Mari lifted her head from Katalin’s shoulder. “Thank you, for your aid tonight. You are a brave woman.”
Anna shrugged. “I think that poor man will rest now. And now so can we. Peace to you and to your home.”
Mari watched her disappear into the night and then turned back to Katalin. “Are you hurt? He didn’t injure you did he?”
Katalin shook her head, and then took Mari’s face in her hands. She leaned in and then kissed her, softly at first, and then more deeply. Mari found herself kissing her back, holding her closely, feeling that this was what she’d been watching for these past three years.
She thought of her husband with a pang and pulled back, gasping, “Is this - is this right?” She did not want to walk with dead feet through her own streets after her death.
Katalin seemed to understand. “Yes,” she said soothingly. “Per is at rest. This harms him not one bit.”
“How do you know?” Mari protested. “Perhaps this will set him to walking again.”
“Tell me true, Mari – would this set Per to walking? Was he burning in his passion for you?”
Mari’s lips twitched. “Well, no. I believe he will rest now.”
Katalin stroked her hair. “I’ve been wanting to do this for a long time.” Her eyes were soft, vulnerable. “Anna did say we made a good pair.”

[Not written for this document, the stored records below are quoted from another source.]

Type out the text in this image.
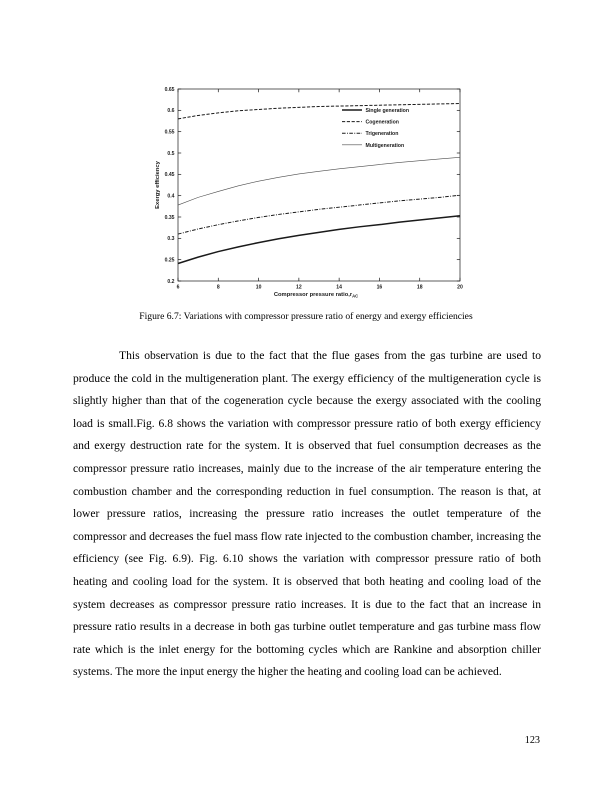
0.2
0.25
0.3
0.35
0.4
0.45
0.5
0.55
0.6
0.65
6	8	10	12	14	16	18	20
Single generation
Cogeneration
Trigeneration
Multigeneration
Exergy efficiency
Compressor pressure $ratio,r_{AC}$
Figure 6.7: Variations with compressor pressure ratio of energy and exergy efficiencies

This observation is due to the fact that the flue gases from the gas turbine are used to produce the cold in the multigeneration plant. The exergy efficiency of the multigeneration cycle is slightly higher than that of the cogeneration cycle because the exergy associated with the cooling load is small.Fig. 6.8 shows the variation with compressor pressure ratio of both exergy efficiency and exergy destruction rate for the system. It is observed that fuel consumption decreases as the compressor pressure ratio increases, mainly due to the increase of the air temperature entering the combustion chamber and the corresponding reduction in fuel consumption. The reason is that, at lower pressure ratios, increasing the pressure ratio increases the outlet temperature of the compressor and decreases the fuel mass flow rate injected to the combustion chamber, increasing the efficiency (see Fig. 6.9). Fig. 6.10 shows the variation with compressor pressure ratio of both heating and cooling load for the system. It is observed that both heating and cooling load of the system decreases as compressor pressure ratio increases. It is due to the fact that an increase in pressure ratio results in a decrease in both gas turbine outlet temperature and gas turbine mass flow rate which is the inlet energy for the bottoming cycles which are Rankine and absorption chiller systems. The more the input energy the higher the heating and cooling load can be achieved.

123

“She was talking about the bakery,” Mari protested.
Katalin looked mischievous. “That as well, I suspect, but Anna is a hopeless matchmaker.”
Mari stared at her. Had Anna meant that? She was a respectable matron, mother of five, town gossip. Did she think Mari would want to be kissing Katalin like this? Mari found herself leaning in, initiating the kiss this time. That wandering storyteller would never have added this onto her strange dream poem, she was sure of that.

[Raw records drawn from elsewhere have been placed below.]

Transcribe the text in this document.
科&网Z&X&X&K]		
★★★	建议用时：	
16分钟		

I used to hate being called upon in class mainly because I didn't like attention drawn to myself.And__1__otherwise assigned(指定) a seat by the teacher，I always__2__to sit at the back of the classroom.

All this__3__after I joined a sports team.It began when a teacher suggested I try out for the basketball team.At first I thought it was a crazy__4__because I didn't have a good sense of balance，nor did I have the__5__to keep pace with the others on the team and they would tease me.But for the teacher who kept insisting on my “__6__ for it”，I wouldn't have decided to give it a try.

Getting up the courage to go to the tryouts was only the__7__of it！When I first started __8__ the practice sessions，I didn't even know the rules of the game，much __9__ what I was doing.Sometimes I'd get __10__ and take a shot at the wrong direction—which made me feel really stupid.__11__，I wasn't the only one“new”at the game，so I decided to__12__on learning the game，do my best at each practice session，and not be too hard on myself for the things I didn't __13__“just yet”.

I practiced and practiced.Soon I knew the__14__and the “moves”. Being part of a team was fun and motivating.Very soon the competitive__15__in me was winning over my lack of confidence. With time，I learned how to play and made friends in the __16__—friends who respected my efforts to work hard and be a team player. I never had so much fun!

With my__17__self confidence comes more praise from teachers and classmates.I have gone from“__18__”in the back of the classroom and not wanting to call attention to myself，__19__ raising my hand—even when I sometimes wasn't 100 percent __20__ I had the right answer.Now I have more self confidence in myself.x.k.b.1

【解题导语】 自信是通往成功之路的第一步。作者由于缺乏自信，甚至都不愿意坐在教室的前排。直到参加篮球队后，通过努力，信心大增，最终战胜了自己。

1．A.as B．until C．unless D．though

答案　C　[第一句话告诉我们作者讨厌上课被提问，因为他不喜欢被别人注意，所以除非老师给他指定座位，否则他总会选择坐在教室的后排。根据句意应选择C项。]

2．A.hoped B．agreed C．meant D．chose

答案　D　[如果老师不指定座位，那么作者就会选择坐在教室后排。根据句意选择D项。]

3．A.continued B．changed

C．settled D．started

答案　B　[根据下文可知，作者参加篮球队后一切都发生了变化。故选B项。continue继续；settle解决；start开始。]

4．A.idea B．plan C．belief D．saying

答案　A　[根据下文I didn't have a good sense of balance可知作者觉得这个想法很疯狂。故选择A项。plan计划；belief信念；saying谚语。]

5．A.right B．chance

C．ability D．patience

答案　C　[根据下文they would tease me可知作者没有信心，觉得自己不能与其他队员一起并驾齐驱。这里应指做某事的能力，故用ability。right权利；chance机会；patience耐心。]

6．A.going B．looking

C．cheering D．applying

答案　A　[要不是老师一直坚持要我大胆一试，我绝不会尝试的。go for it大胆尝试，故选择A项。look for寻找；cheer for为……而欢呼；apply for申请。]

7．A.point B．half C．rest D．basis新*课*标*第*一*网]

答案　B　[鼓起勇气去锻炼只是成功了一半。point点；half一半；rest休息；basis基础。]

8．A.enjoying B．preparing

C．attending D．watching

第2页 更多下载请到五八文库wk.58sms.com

“Wait,” she said, ending the kiss, her worries asserting themselves once more. “If this is wrong, will I be walking from my grave some day, pelting the town with stones?
“Mari, dear heart,” said Katalin gravely, her face serious. “You just gave the holy sacrament to the dead, blessing him back to his grave. You have sent him onward to his new home. Can you so soon fall into darkness?”

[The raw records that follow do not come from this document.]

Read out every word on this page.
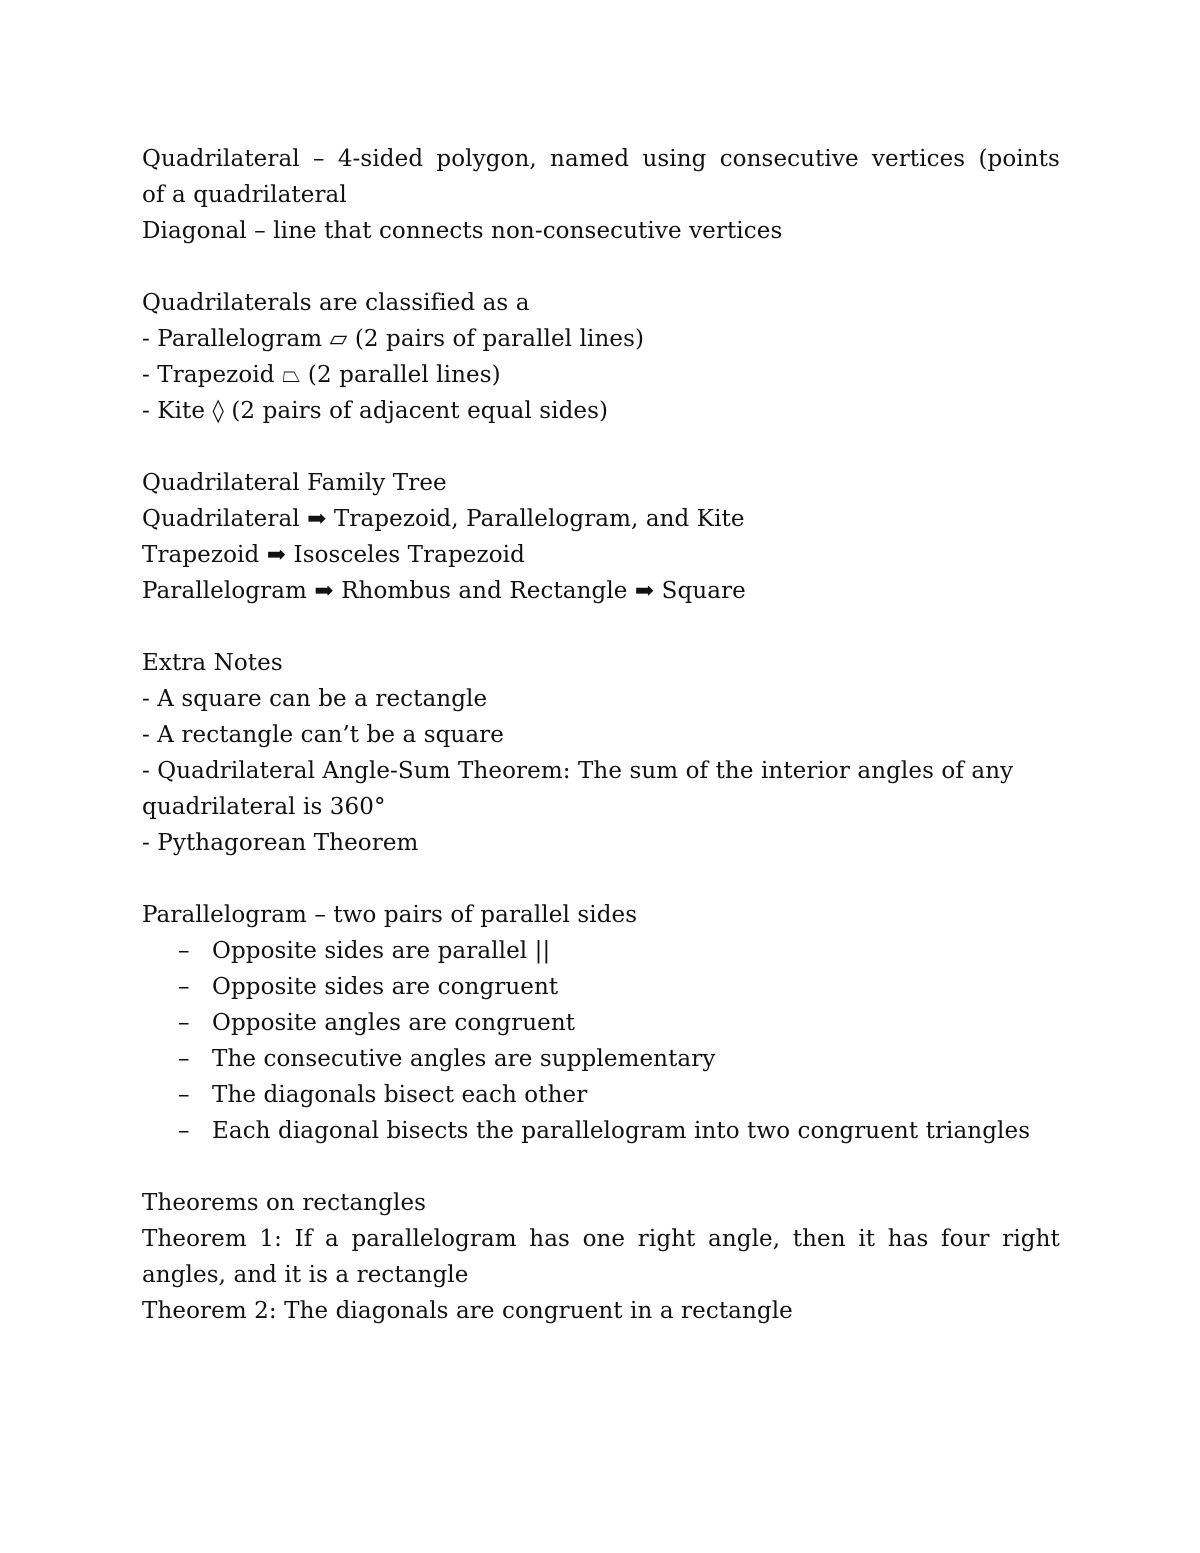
Quadrilateral – 4-sided polygon, named using consecutive vertices (points
of a quadrilateral
Diagonal – line that connects non-consecutive vertices
Quadrilaterals are classified as a
- Parallelogram ▱ (2 pairs of parallel lines)
- Trapezoid ⏢ (2 parallel lines)
- Kite ◊ (2 pairs of adjacent equal sides)
Quadrilateral Family Tree
Quadrilateral ➡ Trapezoid, Parallelogram, and Kite
Trapezoid ➡ Isosceles Trapezoid
Parallelogram ➡ Rhombus and Rectangle ➡ Square
Extra Notes
- A square can be a rectangle
- A rectangle can’t be a square
- Quadrilateral Angle-Sum Theorem: The sum of the interior angles of any
quadrilateral is 360°
- Pythagorean Theorem
Parallelogram – two pairs of parallel sides
– Opposite sides are parallel ||
– Opposite sides are congruent
– Opposite angles are congruent
– The consecutive angles are supplementary
– The diagonals bisect each other
– Each diagonal bisects the parallelogram into two congruent triangles
Theorems on rectangles
Theorem 1: If a parallelogram has one right angle, then it has four right
angles, and it is a rectangle
Theorem 2: The diagonals are congruent in a rectangle
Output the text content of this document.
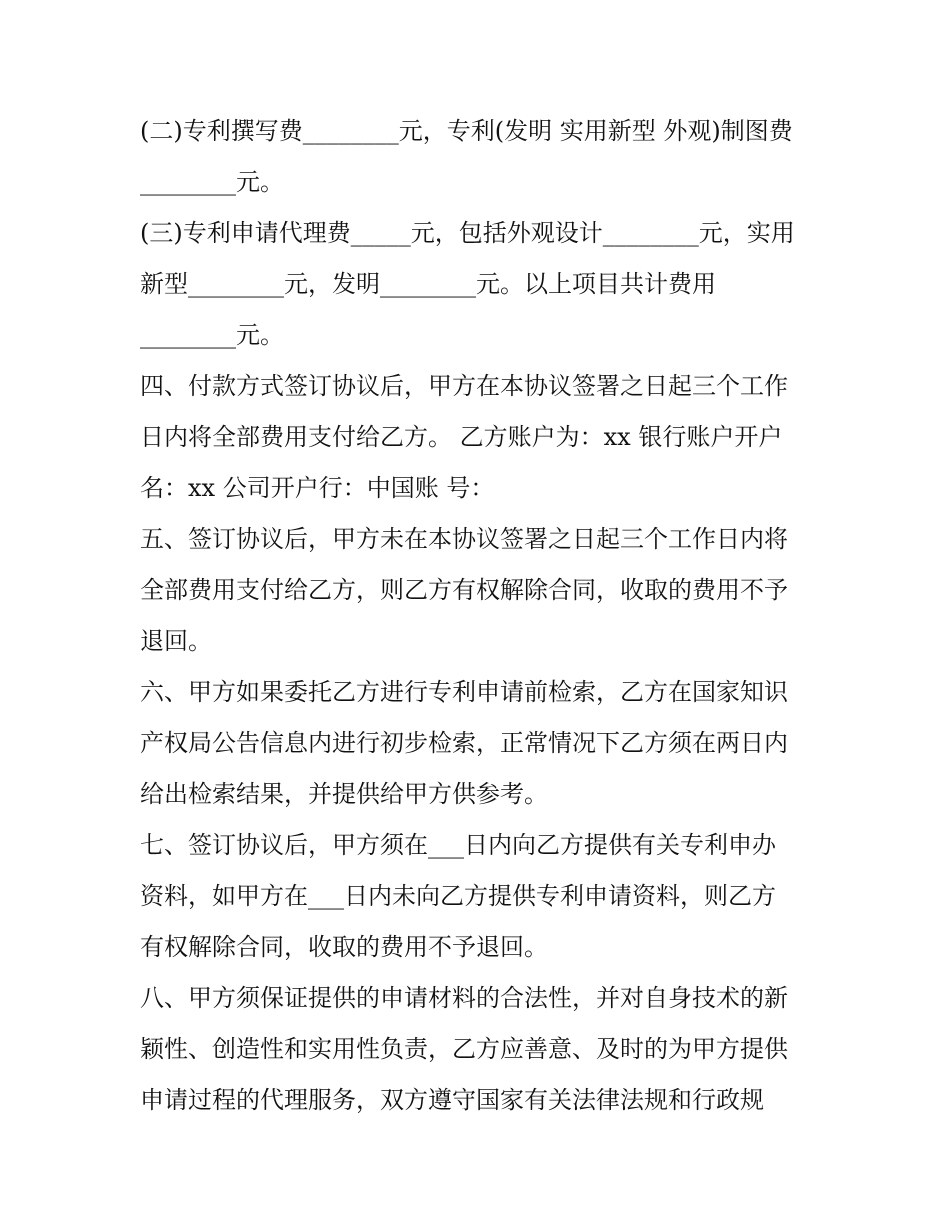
(二)专利撰写费________元，专利(发明 实用新型 外观)制图费
________元。
(三)专利申请代理费_____元，包括外观设计________元，实用
新型________元，发明________元。以上项目共计费用
________元。
四、付款方式签订协议后，甲方在本协议签署之日起三个工作
日内将全部费用支付给乙方。 乙方账户为：xx 银行账户开户
名：xx 公司开户行：中国账 号：
五、签订协议后，甲方未在本协议签署之日起三个工作日内将
全部费用支付给乙方，则乙方有权解除合同，收取的费用不予
退回。
六、甲方如果委托乙方进行专利申请前检索，乙方在国家知识
产权局公告信息内进行初步检索，正常情况下乙方须在两日内
给出检索结果，并提供给甲方供参考。
七、签订协议后，甲方须在___日内向乙方提供有关专利申办
资料，如甲方在___日内未向乙方提供专利申请资料，则乙方
有权解除合同，收取的费用不予退回。
八、甲方须保证提供的申请材料的合法性，并对自身技术的新
颖性、创造性和实用性负责，乙方应善意、及时的为甲方提供
申请过程的代理服务，双方遵守国家有关法律法规和行政规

Mari stared at her. It seemed she didn’t need a court poet or a wandering storyteller; she had a poet with her. “I just did what was needed.”
“With love,” Katalin said. “As this is love. And needed.” She kissed her softly, gently on the forehead, on her lips.
They held each other for a long moment, Mari feeling a sense of wonder. She let go of Katalin finally, got up and took one of the new loaves, one that had been finished before the upheavals of the night. She knelt before Katalin, broke the bread with her hands, and gave Katalin a piece, quietly taking a piece for herself. They each ate their morsel, this small act a promise and prayer. Mari then gently helped Katalin to her feet, Katalin leaning against her.
“This may require an adjustment for you,” Katalin began somberly, in a different tone from her serious one before. There was laughter lurking beneath her seeming sternness.
Mari thought about what adjustments would need to be made. It was not unheard of that two women, one a widow and one a cripple, would share bed and board. No one need worry about anything else, especially if Anna acted as protector. “I think I can become used to more of your company,” she said lightly.
Katalin laughed, limping heavily. “Will you mind moving the bedroom to the ground floor, though?”